A track that exemplifies this is “Wonder Years,” which wraps up Lefco’s life via a year-by-year account that shows that he’s more than just an underground rhyme machine. The album’s instrumental value reaches its plateau here, as a vintage classic rock riff and organ loops create a sound straight out of the 60’s. An account of each year is accompanied by a humorous ad-lib, which makes him sound a lot like Eminem, who’s famous for capping off his verses in the same fashion. Nevertheless, the comparison stops there, besides the obvious fact that both emcees are white. Lefco doesn’t rely on shock value the way that Em does, but he also doesn’t possess the same fire-breathing tenacity a young Marshall exhibited during his earlier works. The Philly-based rapper instead tries to relate to listeners as much as possible, and it’s his humble grind that makes him so appealing.
This record also features concept songs like “Rush Hour,” where an exasperated Jake finds himself late for work once more after a battle with the snooze button, as well as the college-radio hit “Headphones,” an ode to the females that comes form a slightly different angle (Women, you can’t live with them/ you can’t hit ’em/ You can’t kill ’em/ Thank God for headphones). The aforementioned songs display Lefco’s boy-next-door charm and sense of humor, which are both strengths that should help carry his career into the future.
For all of the positive things that can be said about his debut, Lefco still finds himself in a few songs that constrict his verbal skills and unique point-of-view. “Get Pleasant” is a pointless song dedicated to partying and getting high, which unfortunately has become a staple in almost every album nowadays. Songs like these hardly conjure any emotional high, no pun intended. Only a sure-fire beat can salvage said tracks, with an example being Lloyd Banks’ “I Get High,” which featured the legendary Hi-Tek as the savior on the boards.

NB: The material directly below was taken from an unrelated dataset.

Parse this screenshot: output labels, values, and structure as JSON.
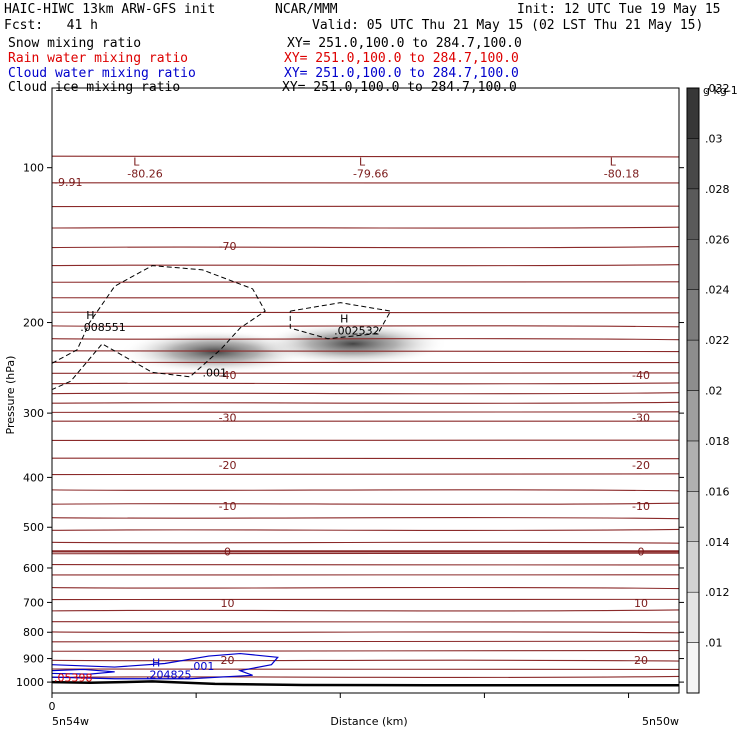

“Nasty N’ Nice,” meanwhile, sees Jake awkwardly trying to prove his ghetto pass, and he sounds like a sub par emcee when doing so. The carefree punchlines disappear for only a few bars, however, as Lefco quickly recovers and brings this track back to respectability. This song is a perfect example of how sporadically gifted this guy is; when he wants to bring the goods, he usually delivers. How often he does so over the course of his career is a question yet to be answered.
Jake Lefco has one thing going for him in the midst of this cutthroat music business, and it’s the fact that he knows who he is. He knows what message he wants to deliver, and on this album he does so amongst quality guest emcees (Reef The Lost Cauze and Scandal), and also on his own. He has a few cadence issues, which prevents his performances from being breathtaking. His voice isn’t captivating enough to make up for his said faults, but he still has the skills, regardless. A few more years of polishing, and the world could be in for a new warrior who will carry his torch in the recesses of the underground.